Mr. Chairman, thank you for calling this second hearing on lead-based paint poisoning. This is an incredibly important topic and I am glad that today we are examining the federal government’s role in eliminating this problem.
Lead-based paint poisoning remains a serious problem for too many children. And, we in Congress have an obligation to increase our efforts to combat this problem. Lead-based paint poisoning can be abated and even eliminated if we are willing to pay the price and implement the necessary measures. This is precisely why I was happy to join the Chairman and several other colleagues last month in writing to Senate appropriators, urging them to provide $200 million for the Department of Housing and Urban Development’s lead safety grant program and for $110 million for the Primary Prevention Initiative.
I worry a great deal about lead-based paint poisoning because I know it is a serious problem for many children, but it is particularly a problem in my home state of Michigan. Indeed, according to the Alliance to End Childhood Lead Poisoning, Detroit ranks third in number of cases of children identified as having severe lead poisoning. And last year, the Detroit News reported that children in several Detroit neighborhoods had lead levels that were 10 times the national average. This is truly outrageous and disturbing.
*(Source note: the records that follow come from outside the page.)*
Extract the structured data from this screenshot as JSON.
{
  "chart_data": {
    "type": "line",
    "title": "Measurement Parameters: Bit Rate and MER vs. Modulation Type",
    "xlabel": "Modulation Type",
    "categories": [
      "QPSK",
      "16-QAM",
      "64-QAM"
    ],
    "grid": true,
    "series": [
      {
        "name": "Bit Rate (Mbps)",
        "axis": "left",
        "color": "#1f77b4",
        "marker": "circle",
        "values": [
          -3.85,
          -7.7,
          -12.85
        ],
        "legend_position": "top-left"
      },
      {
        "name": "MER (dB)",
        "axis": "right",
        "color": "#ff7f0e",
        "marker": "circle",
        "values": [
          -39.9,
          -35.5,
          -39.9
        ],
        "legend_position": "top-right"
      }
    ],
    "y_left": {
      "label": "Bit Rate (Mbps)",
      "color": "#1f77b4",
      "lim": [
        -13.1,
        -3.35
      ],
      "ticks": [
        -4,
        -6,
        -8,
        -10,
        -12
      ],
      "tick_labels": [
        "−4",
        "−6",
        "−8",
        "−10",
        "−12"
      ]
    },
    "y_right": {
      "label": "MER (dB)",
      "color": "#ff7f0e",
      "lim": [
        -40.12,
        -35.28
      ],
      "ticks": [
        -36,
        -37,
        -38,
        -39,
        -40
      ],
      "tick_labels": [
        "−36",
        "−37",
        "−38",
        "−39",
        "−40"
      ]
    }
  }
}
The federal government’s responsibility in regard to this problem is clear and I want us to do more. To help address this problem back in Michigan, I am already working to obtain critical federal funding for the CLEARCorps program in Detroit and in Grand Rapids.
As the Chairman knows, CLEARCorps is an innovative nation-wide network of public-private partnerships that has a proven record of offering cost-effective methods of fighting childhood lead poisoning.
Mr. Chairman, I look forward to hearing from our witnesses today and, again, I thank you for your leadership on this. The day when no child is at risk for lead-based poisoning is conceivable and I want to work with you so that we make that day happen sooner rather than later.